One by one, she weaned me off the habit, though it took some years.

Gradually, too, I came to understand another of Aunty Dorothy's sayings: "A fool and his money are easily parted." Other credit card addicts have gone through similar, and worse, experiences – being hounded by debt collectors when they can't pay back the amount due.

At a macro level, the credit card habit was doing the economy a favour, and the introduction of minimum payments opened up a whole new world of possibilities to consumers.

Borrowing and interest make the world go round. This is what launched capitalism. The Christian churches were originally against usury – money-lending – as is, in theory, Islam today.
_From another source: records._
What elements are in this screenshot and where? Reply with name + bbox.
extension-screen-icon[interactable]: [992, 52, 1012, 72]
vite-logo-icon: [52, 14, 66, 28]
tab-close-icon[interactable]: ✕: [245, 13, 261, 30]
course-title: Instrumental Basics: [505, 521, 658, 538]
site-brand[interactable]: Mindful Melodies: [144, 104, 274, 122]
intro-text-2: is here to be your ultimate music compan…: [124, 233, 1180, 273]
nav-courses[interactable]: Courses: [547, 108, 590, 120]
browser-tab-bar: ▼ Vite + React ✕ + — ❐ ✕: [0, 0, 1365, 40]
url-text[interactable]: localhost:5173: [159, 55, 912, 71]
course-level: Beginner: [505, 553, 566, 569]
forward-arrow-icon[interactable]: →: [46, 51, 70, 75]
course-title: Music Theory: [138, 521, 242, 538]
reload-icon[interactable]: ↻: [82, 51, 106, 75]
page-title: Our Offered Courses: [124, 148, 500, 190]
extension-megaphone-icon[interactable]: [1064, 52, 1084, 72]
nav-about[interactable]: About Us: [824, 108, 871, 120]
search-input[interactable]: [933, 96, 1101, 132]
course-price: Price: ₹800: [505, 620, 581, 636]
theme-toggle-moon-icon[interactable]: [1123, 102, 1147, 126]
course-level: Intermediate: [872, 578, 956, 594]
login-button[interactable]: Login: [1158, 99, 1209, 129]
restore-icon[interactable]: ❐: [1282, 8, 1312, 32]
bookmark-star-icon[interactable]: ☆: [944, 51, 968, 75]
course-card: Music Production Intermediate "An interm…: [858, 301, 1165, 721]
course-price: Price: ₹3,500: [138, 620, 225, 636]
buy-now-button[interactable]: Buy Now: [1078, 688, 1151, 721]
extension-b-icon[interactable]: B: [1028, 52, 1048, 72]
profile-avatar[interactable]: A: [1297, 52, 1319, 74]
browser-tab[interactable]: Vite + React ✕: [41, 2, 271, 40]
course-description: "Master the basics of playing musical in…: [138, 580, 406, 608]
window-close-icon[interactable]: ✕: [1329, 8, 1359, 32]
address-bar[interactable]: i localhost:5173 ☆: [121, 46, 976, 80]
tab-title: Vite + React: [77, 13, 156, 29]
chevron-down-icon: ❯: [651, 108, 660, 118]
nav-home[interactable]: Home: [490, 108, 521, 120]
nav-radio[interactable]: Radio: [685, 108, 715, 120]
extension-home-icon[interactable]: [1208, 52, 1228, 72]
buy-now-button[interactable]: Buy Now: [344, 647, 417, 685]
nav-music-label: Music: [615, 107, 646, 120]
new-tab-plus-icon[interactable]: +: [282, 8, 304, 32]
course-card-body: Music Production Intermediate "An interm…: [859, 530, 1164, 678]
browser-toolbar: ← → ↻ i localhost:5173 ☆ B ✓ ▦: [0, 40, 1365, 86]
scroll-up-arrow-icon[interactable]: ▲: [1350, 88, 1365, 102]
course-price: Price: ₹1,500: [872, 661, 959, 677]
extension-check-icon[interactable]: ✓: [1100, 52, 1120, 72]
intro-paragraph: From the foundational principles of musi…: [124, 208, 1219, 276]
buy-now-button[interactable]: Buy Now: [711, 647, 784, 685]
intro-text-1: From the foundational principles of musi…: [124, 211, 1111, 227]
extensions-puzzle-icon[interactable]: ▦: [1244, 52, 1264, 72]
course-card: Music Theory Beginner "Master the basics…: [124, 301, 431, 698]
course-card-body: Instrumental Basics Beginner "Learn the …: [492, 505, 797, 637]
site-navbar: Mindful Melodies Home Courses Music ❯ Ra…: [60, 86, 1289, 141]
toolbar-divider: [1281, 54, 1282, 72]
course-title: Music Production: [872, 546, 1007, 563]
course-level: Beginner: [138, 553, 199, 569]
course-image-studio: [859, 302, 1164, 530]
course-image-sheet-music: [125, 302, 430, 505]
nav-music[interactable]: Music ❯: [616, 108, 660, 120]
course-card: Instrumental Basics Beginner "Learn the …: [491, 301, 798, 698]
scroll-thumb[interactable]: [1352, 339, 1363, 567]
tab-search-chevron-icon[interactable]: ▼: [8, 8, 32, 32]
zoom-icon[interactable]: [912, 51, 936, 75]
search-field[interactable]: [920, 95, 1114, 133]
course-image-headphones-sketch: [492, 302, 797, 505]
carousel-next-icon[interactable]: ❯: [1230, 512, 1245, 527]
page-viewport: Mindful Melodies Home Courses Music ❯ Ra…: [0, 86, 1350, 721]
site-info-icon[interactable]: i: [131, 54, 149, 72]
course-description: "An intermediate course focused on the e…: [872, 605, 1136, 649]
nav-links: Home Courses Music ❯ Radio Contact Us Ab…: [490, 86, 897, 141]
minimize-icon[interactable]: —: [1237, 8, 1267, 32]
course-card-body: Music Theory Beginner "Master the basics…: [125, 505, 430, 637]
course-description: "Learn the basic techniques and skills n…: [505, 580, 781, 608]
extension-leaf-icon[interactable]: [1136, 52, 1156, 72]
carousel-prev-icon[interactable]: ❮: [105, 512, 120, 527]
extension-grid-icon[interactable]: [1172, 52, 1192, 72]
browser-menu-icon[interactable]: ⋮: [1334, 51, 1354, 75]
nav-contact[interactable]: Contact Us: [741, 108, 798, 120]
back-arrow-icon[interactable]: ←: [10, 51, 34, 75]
But the merchants of Venice, and Lombardy, and Genoa, could only deliver the gorgeous spoils from the East, and the Spanish Main, with the help of bankers who lent money and extended credit. Unless someone borrows and someone spends, there is no trade.

The world of "if you can't afford it, go without" was often one of punitive austerity. Those who craved a washing-machine or a car bought it on hire purchase, nicknamed "the Kathleen Mavourneen", in Ireland, because, "it may be for years and it may be forever".

When fax machines first made their appearance in the 1980s, I acquired one on a hire purchase system. I once calculated that, in the end, it cost me something in the region of £20,000 sterling, over a number of years. Is it possible? Yes, it is.

I got sense about credit cards in the end, and am now down to two, since modern life is almost impossible without a credit card. Here's another old motto from Aunty Dorothy's era: "Money is a good servant, but a bad master."

I welcome the end of economic austerity, if that's where we're heading. But easy does it. Sometimes "taking the waiting out of wanting" is a chimera; sometimes deferring the wanting serves us best.